Over the past week, I have been growing more and more worried about Anne Hathaway.
A whole other bunch of people too, but Anne’s as good a poster-child for my concern as any.
I approve of Anne Hathaway. Not her biggest, craziest fan, never gonna take a bullet for her, but she seems pretty okay. It occurs to me that I’ve seen about two of her films, and yet I still know her name, what she looks like, and that I approve of her. But I’m not here to trip out over how I can read all about this complete stranger’s messy break-up with an italian real-estate developer on Wikipedia – I’m over that now. What I’m here to trip out over is that I approve of her. I mean, when you think about it… isn’t that kind of messed up?

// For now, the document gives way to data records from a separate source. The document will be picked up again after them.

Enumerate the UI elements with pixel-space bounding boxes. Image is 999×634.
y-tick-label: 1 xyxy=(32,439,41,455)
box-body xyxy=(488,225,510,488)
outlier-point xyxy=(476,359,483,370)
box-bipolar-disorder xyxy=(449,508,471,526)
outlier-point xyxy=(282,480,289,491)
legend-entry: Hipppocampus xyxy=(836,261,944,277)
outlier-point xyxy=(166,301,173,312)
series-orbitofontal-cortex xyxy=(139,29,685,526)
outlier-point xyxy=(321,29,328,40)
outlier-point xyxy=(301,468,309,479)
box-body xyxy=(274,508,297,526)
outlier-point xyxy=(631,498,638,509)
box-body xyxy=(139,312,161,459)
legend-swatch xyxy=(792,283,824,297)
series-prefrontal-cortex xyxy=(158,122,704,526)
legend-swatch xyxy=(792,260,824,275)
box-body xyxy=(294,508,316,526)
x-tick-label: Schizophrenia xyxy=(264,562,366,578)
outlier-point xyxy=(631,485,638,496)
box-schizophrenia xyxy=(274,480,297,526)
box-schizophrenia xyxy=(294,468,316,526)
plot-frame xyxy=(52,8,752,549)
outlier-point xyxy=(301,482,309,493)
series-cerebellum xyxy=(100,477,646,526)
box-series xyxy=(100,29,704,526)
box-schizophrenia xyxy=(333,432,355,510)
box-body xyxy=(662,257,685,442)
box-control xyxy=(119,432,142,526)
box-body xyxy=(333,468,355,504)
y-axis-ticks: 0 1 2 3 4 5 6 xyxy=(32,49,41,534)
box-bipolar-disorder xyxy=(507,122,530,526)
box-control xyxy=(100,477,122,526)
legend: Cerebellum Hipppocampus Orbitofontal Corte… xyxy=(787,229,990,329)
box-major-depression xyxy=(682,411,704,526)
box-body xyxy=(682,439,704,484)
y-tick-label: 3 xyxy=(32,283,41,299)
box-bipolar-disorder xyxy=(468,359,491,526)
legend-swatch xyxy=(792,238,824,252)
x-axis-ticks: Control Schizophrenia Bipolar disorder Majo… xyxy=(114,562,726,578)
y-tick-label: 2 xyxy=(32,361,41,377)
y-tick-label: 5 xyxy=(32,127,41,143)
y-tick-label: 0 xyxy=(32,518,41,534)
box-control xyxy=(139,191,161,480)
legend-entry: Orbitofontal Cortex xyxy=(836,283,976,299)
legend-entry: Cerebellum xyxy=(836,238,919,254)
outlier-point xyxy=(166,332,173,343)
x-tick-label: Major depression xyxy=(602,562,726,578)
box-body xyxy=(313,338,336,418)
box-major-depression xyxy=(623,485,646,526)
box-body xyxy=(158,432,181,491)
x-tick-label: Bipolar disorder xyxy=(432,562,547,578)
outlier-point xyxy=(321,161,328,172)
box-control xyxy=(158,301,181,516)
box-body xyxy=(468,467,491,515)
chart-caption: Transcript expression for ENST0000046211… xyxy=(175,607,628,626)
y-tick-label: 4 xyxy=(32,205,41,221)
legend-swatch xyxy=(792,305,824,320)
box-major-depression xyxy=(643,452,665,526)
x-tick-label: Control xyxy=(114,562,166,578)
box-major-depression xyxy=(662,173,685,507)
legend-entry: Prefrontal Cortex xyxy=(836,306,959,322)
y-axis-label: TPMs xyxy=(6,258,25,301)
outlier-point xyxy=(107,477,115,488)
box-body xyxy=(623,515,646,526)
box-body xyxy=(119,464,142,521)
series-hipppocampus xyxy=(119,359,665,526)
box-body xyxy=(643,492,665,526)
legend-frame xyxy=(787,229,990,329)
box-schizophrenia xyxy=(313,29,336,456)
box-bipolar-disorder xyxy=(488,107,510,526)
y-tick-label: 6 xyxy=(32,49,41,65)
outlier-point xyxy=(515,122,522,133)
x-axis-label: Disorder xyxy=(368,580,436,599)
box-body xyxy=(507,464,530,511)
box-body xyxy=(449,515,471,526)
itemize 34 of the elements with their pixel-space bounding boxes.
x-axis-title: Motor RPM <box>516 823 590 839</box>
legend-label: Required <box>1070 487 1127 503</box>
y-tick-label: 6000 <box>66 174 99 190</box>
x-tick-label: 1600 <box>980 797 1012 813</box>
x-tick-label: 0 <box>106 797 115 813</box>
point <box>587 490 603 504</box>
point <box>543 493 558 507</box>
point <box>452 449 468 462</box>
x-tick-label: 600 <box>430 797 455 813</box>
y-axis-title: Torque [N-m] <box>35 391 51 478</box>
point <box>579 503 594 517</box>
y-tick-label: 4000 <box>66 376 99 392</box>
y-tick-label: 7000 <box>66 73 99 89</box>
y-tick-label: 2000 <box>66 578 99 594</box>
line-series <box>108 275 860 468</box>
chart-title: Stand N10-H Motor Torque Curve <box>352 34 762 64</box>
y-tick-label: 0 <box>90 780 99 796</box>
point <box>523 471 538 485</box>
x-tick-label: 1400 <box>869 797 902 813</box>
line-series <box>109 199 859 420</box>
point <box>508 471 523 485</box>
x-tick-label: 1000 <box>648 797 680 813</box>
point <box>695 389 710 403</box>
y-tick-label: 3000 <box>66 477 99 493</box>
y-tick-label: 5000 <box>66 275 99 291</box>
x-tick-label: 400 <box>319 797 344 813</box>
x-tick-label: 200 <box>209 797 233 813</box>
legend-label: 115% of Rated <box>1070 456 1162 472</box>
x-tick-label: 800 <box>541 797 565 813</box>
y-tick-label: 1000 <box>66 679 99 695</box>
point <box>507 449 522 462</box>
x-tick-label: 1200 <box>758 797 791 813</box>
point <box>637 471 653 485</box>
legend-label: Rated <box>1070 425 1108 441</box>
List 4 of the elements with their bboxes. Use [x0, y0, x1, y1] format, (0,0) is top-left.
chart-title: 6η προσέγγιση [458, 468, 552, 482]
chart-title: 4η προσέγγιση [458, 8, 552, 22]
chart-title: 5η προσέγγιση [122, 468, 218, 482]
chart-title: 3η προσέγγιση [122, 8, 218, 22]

Why is Anne Hathaway – the person – up for my evaluation in the first place? I know, I know, ‘Star culture’, actors are part of marketing now, this is just how things work. But as much as it’s been staring me in the face all these years, I’ve never really thought that much about it, and now that I’ve thought a little more about it, I refuse to take it lying down!
You are, as has been established, nigh-on constantly playing a character, who is also called Anne Hathaway. Other Anne’s personality is dictated by a team of highly trained advertising ninjas. Your job – when you’re not, you know, acting – is to make sure nobody ever notices the real you. Feeling tired this morning? Suck it up, Other Anne’s never tired. She’s just so constantly perfect and poised and smiley and, by definition, better than you. Other Anne is super-human, and the whole world wants to be her best friend. So just pop along and pretend you’re some ageless, perfect alien. Don’t screw up.
I recognise that I’m ramping the hyperbole up to eleven over here, but at the same time, the other week someone spotted Cillian Murphy shopping for skin care products in Winnipeg and you can read the conversations between people on Twitter, gleefully commenting on how his hair doesn’t look as good as normal. Our ace internet reporter goes on to say that while he seemed a bit grumpy he was still nice enough to chat with her. As well he should, because if he’d just smiled thinly and then walked off while desperately avoiding eye contact like the rest of us would, there would be hell to pay.
Again, I know it’s nothing new, but… seriously, when did we start letting ‘ticket sales for the next blockbuster’ consume the lives of actual, living people? Anne Hathaway can’t stub her toe on a table-leg and then swear the pain away like a normal person without a tape recorder hidden in the lining of her cat’s stomach by TMZ picking it up and plastering it all over the internet; and the worst part of it all is that we’re the ones doing it to her. If we weren’t all so bloody besotted with Anne Hathaway TM, she could live like a regular person! Our love for her is what made that horrifying person take a low-angle photo of her getting out of a car – we didn’t ask for it, but it wouldn’t have happened without us. How is that a healthy relationship?
There’s no stopping it, of course. This engine of stardom could literally buy us and everything we care about. But on the other hand, it’s ludicrously easy to imagine a world in which all this didn’t exist. A world in which we all respected our favourite actors for their dramatic abilities, went to see every film they were in, and that was it. Don’t ask any questions about their private lives, because hey man, that’s private. And if you bump into Cillian Murphy at a body shop in Winnipeg, and he just scowls, confused, at your greeting and turns away, maybe we could all just shrug and say ‘Yeah, we’ve all been there.’
In short, imagine a world where we treated our heroes like people.
… that said, I’m pretty sure I would chase down and (violently) hug Neil Patrick Harris if I saw him walking down the street. Don’t want to be all ‘holier than thou’ here. We’re all messed up is my point.